Considering that the top three cost drivers in greenhouse production are labor (H-2A/H-2B reform); energy costs (heating, electricity); and growing inputs (peat, substrates, fertilizer), there was no current focus on these needs during the press announcement with president Trump.

“Specialty crops generate more than $75 billion in annual cash receipts and represent over one-third of U.S. crop sales, yet only $1 billion of the recently announced $12 billion Farmer Bridge Program was reserved for specialty crops and other excluded commodities,” Mika said. “We are seeking a robust and equitable aid program to bring meaningful relief to specialty crop producers along with the rest of U.S. agriculture.

“Any new aid package should build on proven approaches with meaningful payment limits, flexible income eligibility, payments based on specialty crop receipts, flexible base-year selection, minimal paperwork, and safeguards against duplicative payments.

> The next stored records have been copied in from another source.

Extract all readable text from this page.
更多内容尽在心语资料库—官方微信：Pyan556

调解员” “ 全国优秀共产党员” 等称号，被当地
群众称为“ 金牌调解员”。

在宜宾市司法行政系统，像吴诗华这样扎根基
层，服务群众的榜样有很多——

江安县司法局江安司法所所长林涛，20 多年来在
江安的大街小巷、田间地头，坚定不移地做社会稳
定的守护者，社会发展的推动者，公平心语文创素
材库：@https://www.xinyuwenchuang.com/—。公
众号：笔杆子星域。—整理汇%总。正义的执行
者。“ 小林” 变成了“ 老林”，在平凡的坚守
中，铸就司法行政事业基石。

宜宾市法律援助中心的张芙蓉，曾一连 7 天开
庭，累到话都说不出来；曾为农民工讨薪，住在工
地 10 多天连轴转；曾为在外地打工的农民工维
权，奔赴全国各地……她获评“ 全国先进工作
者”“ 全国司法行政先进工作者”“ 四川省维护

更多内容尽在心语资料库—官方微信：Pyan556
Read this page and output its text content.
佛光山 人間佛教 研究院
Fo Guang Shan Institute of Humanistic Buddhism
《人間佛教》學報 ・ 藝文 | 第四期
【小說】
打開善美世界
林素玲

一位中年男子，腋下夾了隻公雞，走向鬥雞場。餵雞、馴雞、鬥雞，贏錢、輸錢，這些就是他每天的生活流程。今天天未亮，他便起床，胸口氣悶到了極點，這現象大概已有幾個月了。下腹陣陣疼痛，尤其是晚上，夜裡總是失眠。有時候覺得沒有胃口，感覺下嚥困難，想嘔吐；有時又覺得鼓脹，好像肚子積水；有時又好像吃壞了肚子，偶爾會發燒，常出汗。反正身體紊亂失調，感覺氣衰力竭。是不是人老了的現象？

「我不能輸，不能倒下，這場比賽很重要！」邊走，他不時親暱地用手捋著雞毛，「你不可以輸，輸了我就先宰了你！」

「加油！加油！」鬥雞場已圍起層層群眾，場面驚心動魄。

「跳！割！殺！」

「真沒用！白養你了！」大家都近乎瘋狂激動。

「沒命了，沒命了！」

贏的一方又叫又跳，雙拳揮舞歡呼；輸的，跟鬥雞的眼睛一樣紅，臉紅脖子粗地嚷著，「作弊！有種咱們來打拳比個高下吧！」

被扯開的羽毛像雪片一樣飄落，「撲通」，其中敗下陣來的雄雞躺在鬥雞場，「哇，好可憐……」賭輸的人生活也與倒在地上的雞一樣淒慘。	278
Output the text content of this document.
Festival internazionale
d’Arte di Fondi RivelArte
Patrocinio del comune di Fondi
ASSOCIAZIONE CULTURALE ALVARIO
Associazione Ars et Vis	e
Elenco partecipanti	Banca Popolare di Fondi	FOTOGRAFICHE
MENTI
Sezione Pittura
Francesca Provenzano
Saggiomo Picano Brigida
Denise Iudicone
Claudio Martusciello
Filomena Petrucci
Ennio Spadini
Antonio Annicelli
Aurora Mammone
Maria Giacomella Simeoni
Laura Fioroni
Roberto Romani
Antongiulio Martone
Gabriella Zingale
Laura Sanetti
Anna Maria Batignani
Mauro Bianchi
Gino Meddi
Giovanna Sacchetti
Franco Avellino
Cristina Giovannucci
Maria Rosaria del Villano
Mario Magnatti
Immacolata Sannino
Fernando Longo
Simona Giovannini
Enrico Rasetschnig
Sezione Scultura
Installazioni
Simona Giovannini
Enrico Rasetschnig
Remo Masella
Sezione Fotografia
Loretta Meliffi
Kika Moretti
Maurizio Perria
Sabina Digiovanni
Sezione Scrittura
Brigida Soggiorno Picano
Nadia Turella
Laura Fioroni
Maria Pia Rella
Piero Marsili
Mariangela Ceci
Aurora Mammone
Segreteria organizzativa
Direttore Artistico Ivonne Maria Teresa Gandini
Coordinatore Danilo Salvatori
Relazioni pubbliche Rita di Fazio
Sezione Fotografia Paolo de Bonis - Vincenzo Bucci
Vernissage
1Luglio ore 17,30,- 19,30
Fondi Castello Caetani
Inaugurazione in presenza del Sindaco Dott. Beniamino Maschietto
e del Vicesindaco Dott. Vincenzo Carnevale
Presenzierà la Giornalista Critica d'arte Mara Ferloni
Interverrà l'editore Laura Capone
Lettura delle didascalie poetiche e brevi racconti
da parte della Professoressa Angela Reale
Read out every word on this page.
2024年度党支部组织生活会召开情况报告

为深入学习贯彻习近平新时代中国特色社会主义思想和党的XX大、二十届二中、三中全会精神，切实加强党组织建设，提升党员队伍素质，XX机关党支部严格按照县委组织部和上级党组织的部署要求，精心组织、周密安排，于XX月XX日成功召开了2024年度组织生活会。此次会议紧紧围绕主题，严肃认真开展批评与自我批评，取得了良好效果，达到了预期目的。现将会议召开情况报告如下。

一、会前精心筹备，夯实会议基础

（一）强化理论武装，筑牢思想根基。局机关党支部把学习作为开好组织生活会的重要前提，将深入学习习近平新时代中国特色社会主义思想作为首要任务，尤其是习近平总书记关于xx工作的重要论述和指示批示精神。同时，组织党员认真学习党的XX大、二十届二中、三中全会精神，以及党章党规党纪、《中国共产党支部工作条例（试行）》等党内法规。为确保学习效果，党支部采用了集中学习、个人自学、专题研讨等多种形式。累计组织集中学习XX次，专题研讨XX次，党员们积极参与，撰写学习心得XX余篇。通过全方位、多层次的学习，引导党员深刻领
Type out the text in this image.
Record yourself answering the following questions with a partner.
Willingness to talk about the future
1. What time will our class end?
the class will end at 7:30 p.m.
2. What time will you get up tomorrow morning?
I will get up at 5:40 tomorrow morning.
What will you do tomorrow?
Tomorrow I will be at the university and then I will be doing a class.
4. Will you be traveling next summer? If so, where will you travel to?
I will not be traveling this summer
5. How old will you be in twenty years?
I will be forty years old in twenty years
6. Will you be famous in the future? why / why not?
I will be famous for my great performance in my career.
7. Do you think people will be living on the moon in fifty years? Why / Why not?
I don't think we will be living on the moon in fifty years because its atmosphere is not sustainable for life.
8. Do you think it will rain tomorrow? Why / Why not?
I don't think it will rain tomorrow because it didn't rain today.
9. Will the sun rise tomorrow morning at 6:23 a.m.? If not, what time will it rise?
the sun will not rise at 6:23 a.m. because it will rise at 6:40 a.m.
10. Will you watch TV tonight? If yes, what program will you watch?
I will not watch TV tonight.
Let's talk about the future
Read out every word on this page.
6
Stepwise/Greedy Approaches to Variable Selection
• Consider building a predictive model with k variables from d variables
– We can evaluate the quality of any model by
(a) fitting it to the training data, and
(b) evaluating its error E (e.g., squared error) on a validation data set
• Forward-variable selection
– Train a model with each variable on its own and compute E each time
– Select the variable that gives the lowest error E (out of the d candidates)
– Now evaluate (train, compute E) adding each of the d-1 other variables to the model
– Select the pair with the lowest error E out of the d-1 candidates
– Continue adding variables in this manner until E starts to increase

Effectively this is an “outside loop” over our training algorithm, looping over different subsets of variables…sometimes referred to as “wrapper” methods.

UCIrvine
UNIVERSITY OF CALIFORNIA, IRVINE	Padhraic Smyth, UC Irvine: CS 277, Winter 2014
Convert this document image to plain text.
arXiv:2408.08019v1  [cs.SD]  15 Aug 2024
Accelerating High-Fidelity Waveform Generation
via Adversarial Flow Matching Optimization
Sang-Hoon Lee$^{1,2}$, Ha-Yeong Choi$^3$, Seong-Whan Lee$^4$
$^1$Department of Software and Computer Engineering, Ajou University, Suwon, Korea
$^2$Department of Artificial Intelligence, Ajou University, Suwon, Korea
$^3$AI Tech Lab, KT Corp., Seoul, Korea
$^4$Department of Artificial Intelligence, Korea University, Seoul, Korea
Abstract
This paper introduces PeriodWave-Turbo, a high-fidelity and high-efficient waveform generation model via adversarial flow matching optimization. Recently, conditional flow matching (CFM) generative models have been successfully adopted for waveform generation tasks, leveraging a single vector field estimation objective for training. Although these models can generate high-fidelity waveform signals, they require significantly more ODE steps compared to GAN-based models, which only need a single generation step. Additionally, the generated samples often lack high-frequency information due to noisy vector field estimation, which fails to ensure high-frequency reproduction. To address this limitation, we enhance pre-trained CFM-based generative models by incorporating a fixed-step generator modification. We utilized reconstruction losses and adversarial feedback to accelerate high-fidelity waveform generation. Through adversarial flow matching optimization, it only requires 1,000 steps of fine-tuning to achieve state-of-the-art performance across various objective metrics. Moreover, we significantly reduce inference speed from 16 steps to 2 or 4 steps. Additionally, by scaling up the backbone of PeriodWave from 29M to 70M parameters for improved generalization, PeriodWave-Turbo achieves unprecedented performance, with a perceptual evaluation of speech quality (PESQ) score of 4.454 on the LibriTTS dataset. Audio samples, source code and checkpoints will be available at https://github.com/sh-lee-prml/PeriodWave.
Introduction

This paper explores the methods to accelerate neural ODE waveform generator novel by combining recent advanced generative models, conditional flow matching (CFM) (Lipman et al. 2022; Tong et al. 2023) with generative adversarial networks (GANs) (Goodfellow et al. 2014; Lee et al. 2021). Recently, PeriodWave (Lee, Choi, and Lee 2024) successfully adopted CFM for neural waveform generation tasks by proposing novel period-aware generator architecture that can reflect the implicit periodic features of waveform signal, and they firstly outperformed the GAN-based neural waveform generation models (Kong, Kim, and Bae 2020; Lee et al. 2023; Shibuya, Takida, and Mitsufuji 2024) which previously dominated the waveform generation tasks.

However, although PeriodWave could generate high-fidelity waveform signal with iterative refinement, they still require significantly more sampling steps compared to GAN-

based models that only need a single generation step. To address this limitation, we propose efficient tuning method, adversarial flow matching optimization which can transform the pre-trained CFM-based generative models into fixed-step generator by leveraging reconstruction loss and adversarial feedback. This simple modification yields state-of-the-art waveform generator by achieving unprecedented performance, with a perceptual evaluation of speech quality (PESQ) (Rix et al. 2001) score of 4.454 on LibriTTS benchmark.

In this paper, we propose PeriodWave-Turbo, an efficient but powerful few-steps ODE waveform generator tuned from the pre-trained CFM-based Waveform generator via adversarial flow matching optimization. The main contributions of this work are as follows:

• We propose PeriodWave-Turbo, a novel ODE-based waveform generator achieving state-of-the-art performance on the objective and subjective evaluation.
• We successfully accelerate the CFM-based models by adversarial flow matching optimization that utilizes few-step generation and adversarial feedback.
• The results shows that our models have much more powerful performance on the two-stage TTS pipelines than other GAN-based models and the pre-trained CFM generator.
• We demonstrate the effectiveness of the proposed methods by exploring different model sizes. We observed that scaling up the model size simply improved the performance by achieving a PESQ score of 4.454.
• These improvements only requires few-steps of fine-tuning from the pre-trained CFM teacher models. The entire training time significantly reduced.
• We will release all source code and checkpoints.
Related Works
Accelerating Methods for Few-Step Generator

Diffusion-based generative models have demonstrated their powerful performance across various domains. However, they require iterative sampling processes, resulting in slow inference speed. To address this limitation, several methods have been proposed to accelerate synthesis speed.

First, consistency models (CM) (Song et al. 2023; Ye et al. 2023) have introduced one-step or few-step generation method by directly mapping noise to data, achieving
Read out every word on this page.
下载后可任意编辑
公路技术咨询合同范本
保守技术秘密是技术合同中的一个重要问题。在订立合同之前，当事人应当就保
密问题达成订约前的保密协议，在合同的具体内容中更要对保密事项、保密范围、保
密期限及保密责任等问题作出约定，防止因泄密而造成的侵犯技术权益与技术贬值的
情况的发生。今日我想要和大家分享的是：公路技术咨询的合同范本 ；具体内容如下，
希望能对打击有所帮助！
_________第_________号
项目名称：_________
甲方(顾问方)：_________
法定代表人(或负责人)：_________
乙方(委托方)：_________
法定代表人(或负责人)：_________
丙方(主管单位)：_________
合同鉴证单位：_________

“We favor passage of a new Farm Bill to support specialty crop research, improve plant and disease programs, reauthorize the Specialty Crop Block Grant Program and provide enhanced disaster assistance for tree and nursery growers, as well as support innovation and automation to help workforce challenges and keep our industry competitive. Ornamental horticulture supports nearly 3 million American jobs and contributes $520 billion to the U.S. economy. A strong, updated Farm Bill is essential to sustaining this impact,” Mika said.

AmericanHort has long advocated for workforce program improvements. “We would like the administration to continue to address workforce availability through H-2A and H-2B reform. We are in favor of changes that simplifies these programs and ensures they are affordable and easy for growers to use,” Mika said.